Worker state. The webhook handler is a small HTTP service running on the server. If it crashes or hangs, deploys just silently don’t happen. I have it behind systemd with Restart=always, and a watchdog script that sends me a notification if no successful deploy has happened in 24 hours. The latter is the one that caught two outages I would have otherwise noticed much later.

The incident I had

One hour, two years ago. The webhook handler had a bug where, on receiving a push to a branch it did not recognise, it would start an infinite retry loop against the repo. This did not cause an outage of the app, but it caused GitHub to rate-limit my deploy key, which blocked the next legitimate deploy.

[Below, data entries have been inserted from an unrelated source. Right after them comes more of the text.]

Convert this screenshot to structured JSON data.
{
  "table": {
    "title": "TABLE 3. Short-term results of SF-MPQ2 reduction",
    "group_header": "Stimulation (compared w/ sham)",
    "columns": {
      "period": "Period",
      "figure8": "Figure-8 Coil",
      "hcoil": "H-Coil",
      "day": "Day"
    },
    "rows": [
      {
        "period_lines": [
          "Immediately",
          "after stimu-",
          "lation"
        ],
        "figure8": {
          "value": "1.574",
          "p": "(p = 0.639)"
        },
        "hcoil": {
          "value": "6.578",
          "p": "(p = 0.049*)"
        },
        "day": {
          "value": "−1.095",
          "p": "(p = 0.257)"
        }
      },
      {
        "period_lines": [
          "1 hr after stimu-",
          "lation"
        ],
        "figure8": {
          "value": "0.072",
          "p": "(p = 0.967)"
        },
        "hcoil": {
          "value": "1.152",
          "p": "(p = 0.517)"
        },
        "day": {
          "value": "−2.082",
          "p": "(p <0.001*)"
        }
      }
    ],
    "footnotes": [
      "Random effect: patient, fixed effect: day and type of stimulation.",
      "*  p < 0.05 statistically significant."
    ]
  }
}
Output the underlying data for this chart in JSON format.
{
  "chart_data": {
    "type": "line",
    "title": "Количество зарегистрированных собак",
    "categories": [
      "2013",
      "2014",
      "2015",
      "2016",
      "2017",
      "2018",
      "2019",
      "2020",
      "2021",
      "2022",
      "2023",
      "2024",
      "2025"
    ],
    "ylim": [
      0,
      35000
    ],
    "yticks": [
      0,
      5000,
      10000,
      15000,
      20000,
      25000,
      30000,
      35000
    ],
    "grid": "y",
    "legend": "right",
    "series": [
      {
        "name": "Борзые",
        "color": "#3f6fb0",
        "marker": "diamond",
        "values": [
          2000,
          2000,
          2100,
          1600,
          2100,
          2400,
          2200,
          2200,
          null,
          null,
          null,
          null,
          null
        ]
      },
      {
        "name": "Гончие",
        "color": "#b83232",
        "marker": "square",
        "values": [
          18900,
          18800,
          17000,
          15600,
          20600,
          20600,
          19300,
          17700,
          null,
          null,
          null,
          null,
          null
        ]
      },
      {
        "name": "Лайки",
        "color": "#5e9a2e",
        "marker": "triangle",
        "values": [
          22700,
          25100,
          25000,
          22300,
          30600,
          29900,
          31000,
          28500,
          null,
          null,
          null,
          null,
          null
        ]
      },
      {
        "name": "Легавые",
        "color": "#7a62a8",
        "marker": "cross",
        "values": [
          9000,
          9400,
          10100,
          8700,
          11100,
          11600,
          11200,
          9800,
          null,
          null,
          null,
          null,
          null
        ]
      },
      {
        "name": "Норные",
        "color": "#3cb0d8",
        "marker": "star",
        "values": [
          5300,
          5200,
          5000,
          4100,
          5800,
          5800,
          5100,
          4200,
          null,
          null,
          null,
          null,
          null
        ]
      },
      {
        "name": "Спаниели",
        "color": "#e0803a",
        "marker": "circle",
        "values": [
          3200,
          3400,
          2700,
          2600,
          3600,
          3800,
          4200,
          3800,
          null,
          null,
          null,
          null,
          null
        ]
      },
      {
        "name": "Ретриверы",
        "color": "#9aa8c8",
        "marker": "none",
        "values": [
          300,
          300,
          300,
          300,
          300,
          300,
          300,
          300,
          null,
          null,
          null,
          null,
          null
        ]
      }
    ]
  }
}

I found it by SSHing in and looking at the process list. Fixed the handler in fifteen minutes. The rate limit cleared in an hour. Total impact: one delayed deploy.

Compared to the kinds of incidents I used to have with push-based deploys — the leaked key incident in 2021, the CI secret rotation that took down deploys for half a day because nobody remembered where the key was stored, the rebuild that failed because the CI runner’s OS had been upgraded and broke the toolchain — this is a small problem in a managed category of problems.

The zero I am proud of

No credential leaks. Zero. Three years.

This is partly luck, but mostly the structural thing that the credentials with write access to production are not in any system I do not operate. They are on the production server itself, in a location I control, behind my own auth. The attack surface is smaller. There is no third-party breach scenario where “our CI provider was compromised” means “our production was compromised.”

I am not claiming pull-based is more secure in some abstract sense. I am saying it removes a specific class of “credential lives somewhere surprising” problem, and for a small team that class is actually the likely one.

What I would not do this way

If I had fifty developers deploying thirty times a day to dozens of services, I would probably need something more structured. A real deploy control plane, artifact provenance, permissioned deploy actions per-service, the works.

I do not have that problem. Most people reading this do not have that problem. For small teams and personal projects, the pull-based pattern is a cleaner default, and I would reach for it again.

The shift was a weekend of work. The benefit has been “this just does not come up as something to worry about.” That is a rare state for infrastructure decisions to reach.